Militantes del PNV alavés denuncian una «cacería infame» contra el partido

Una veintena de cargos públicos e internos, así como afiliados veteranos, respaldan al ABB y a los imputados en casos de corrupción

OLATZ BARRIUSOBILBAO.
Agirre, tras ser presentado como candidato, se abraza a Urtaran ante Urkullu y Gerenabarrena. ::                             I. AIZPURU/
Agirre, tras ser presentado como candidato, se abraza a Urtaran ante Urkullu y Gerenabarrena. :: I. AIZPURU

«No nos vamos a callar ante la auténtica cacería infame, despiadada, injusta y masiva que se está ejerciendo contra nuestra organización política en Álava y contra sus dirigentes en los últimos meses». Una veintena de cargos públicos, internos y militantes históricos del PNV alavés suscriben un texto remitido a EL CORREO en el que denuncian una «campaña» de desprestigio contra el partido a raíz de la investigación del 'caso Miñano' -presunto cobro de comisiones ilegales- y de la supuesta trama de espionaje político que se derivó de aquella instrucción.

Entre los imputados se hallan algunos de los dirigentes de más peso en su momento en el partido jeltzale en Álava, como el exdiputado foral Alfredo de Miguel o el exburukide del ABB Aitor Telleria. Todos ellos fueron apartados de sus responsabilidades al estallar el escándalo hace ahora un año y, más recientemente, acabaron entregando sus carnés ante la presión de la dirección que encabeza Iñigo Urkullu.

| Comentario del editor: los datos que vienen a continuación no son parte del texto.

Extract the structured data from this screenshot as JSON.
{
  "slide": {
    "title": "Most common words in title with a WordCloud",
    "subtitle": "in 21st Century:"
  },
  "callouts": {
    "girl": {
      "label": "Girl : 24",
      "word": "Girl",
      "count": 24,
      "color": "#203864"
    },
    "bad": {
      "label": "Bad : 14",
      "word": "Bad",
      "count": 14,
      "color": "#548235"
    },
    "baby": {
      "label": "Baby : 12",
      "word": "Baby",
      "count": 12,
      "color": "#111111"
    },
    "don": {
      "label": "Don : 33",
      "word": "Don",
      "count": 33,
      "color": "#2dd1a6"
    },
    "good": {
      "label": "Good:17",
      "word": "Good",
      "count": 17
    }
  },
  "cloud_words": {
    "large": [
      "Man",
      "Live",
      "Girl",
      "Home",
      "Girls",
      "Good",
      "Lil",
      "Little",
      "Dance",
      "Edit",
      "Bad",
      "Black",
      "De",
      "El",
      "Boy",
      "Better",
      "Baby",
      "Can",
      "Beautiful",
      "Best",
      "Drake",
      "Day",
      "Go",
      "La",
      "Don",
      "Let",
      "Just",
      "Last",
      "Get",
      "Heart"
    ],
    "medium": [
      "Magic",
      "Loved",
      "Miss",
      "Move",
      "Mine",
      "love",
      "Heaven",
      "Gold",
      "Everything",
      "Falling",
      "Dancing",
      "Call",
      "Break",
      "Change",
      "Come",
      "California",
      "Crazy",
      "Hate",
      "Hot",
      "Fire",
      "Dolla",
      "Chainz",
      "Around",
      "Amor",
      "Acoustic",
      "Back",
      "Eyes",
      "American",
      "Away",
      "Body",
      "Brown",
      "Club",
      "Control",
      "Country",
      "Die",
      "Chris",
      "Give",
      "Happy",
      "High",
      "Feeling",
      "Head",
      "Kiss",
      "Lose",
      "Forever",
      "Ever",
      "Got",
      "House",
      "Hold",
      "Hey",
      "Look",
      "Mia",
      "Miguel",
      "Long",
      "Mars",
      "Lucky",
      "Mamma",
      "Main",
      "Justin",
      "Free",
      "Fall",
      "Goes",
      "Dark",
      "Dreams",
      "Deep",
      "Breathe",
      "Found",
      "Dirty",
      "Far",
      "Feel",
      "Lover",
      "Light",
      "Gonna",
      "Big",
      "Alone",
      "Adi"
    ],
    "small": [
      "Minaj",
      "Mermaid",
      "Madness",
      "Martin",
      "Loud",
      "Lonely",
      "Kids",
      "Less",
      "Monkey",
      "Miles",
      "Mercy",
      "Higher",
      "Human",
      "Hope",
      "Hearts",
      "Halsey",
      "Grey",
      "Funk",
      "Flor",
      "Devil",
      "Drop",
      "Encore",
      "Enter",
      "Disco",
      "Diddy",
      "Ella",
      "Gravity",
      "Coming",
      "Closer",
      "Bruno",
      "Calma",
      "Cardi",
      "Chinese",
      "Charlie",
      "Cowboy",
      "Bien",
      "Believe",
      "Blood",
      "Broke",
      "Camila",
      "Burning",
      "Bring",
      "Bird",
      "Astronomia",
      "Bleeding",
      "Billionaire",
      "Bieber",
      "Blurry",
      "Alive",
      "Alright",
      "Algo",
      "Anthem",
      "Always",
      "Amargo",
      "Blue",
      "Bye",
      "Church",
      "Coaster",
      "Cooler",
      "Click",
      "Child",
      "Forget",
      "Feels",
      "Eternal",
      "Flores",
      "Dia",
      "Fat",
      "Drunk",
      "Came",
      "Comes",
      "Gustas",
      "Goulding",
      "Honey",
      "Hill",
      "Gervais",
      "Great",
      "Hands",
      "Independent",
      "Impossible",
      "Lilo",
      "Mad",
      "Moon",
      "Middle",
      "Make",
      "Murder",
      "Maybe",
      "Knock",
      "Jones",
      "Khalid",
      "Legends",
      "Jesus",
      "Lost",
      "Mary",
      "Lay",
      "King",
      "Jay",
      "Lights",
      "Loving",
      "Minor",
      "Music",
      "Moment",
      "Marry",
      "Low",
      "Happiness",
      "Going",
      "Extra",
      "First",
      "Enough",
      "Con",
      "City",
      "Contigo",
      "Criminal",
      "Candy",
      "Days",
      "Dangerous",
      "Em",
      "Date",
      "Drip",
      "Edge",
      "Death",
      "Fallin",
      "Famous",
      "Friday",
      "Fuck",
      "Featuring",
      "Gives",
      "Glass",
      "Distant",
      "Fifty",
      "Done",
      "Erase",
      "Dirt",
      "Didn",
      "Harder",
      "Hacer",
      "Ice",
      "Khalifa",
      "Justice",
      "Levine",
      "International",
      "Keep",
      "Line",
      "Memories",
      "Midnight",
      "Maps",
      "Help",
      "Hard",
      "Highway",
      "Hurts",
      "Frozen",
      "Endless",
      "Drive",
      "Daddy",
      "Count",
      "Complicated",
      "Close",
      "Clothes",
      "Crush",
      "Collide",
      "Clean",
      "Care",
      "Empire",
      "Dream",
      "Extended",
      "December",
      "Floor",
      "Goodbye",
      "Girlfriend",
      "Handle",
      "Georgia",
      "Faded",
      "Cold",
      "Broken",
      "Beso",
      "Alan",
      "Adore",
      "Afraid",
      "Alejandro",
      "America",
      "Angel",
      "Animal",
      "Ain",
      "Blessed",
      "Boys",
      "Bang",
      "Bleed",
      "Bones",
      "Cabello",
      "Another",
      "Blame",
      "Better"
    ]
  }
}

Ahora, los firmantes proclaman la inocencia de los encausados «mientras no se demuestre lo contrario», piden celeridad a los tribunales para evitar la «indefensión», rechazan el «inusitado ensañamiento» de medios de comunicación y rivales políticos contra ellos y sus «entornos» por «desproporcionado, injusto e inhumano» y brindan su respaldo expreso al ABB y a su presidente, Iñaki Gerenabarrena. «La obsesiva intención de algunos agentes externos por suplantar la voluntad libremente expresada por la militancia del PNV (...) está llamada al fracaso», advierten.

La relación entre el máximo burukide alavés y la ejecutiva nacional se tensó considerablemente a raíz del levantamiento del secreto del sumario en el caso del espionaje y tanto el PSE como el PP pidieron la cabeza de Gerenabarrena, cuyo mandato, igual que el del resto de ejecutivas, expira a finales de año. Entre los firmantes -todos ellos de nivel intermedio; no figuran, por ejemplo, los candidatos a la Diputación y a la Alcaldía de Vitoria, Xabier Agirre y Gorka Urtaran, ni el entorno inmediato del líder del ABB- hay afines a la línea de Gerenabarrena, como el portavoz en Juntas Roberto González, seis alcaldes, algunos de ellos del sector más moderado, y figuras con notable proyección pública como el diputado en Madrid Emilio Olabarria, el miembro de la Mesa del Parlamento Mikel Martínez y el portavoz en el Consistorio vitoriano, Iñaki Prusilla. Hay jóvenes -el ex edil Unai Grajales- pero, sobre todo, militantes históricos como el exdiputado general Juan Mari Ollora y Paulino Corcuera. En definitiva, todo un 'collage' de las diferentes generaciones y sensibilidades del partido en Álava.

Pese al cierre de filas que aparece como mensaje implícito, la inédita decisión de hacer público un escrito para dar a conocer «el sentir» de la afiliación alavesa «de forma directa y sin manipulaciones» ya revela la dimensión que han cobrado los ecos internos del 'caso Miñano'.